Adega

Fernando Luis Pérez Poza


Abrí los ojos y miré a mi alrededor. Escuché el ruido de las olas, afuera, golpeando el acantilado. El estruendo de la espuma. Era como un rumor que iba y que venía. Un sonido mortecino que se volvía fuerte. Un sonido fuerte que se hacía mortecino. Y yo no me moví. La radio dijo que se acercaba una tormenta. Y luego se cortó la transmisión. Con los primeros rayos y relámpagos se apagó también la luz y me quedé a oscuras. Con los ojos fijos en el fuego del hogar, en el humo que trepaba a ráfagas chimenea arriba. Con la tranquilidad de quien no necesita nada para subsistir. El calor del fuego y una manta. La leña y una caja de cerillas. Y el alma llena de sueños sin convertirse en realidad. Nada para subsistir. El fuego que prendí antes de que se cortara la emisión de la radio.
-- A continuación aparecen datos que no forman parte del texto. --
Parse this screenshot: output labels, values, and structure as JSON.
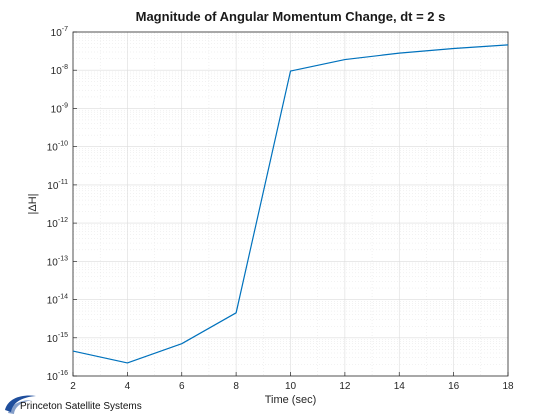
{
  "chart_data": {
    "type": "line",
    "title": "Magnitude of Angular Momentum Change, dt = 2 s",
    "xlabel": "Time (sec)",
    "ylabel": "|ΔH|",
    "xlim": [
      2,
      18
    ],
    "ylim": [
      1e-16,
      1e-07
    ],
    "yscale": "log",
    "grid": true,
    "minor_grid": true,
    "x_ticks": [
      2,
      4,
      6,
      8,
      10,
      12,
      14,
      16,
      18
    ],
    "y_tick_exponents": [
      -16,
      -15,
      -14,
      -13,
      -12,
      -11,
      -10,
      -9,
      -8,
      -7
    ],
    "series": [
      {
        "color": "#0072BD",
        "x": [
          2,
          4,
          6,
          8,
          10,
          12,
          14,
          16,
          18
        ],
        "y": [
          4.5e-16,
          2.2e-16,
          7e-16,
          4.5e-15,
          9.5e-09,
          1.9e-08,
          2.8e-08,
          3.7e-08,
          4.6e-08
        ]
      }
    ]
  },
  "logo": {
    "text": "Princeton Satellite Systems",
    "color": "#1f4e9c"
  }
}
Y la lámpara de aceite brillando, recién encendida, iluminando las tinieblas marítimas, emitiendo en cada giro su tierno mensaje de esperanza más allá de donde suele alcanzar la vista.

Me zampé tres platos de pulpo aderezado al estilo feria, con patatas rosadas, hervidas en el mismo agua de la cocción, y me sobró para el día siguiente. El aceite de oliva brillaba a la luz de las velas, el pimentón le daba un matiz de sarampión al cefalópodo. Debían de ser las once de la noche cuando terminé y supe que las pesadillas esperaban a que me durmiera. Era algo habitual. Siempre que cenaba pulpo sufría pesadillas. Pero yo no tenía sueño. Que se fastidiaran las pesadillas. Sobre la mesa el primer tomo de Los Miserables de Víctor Hugo dispuesto para la enésima lectura. Aunque leyera tantas veces ese libro que, casi, me lo sabía de memoria.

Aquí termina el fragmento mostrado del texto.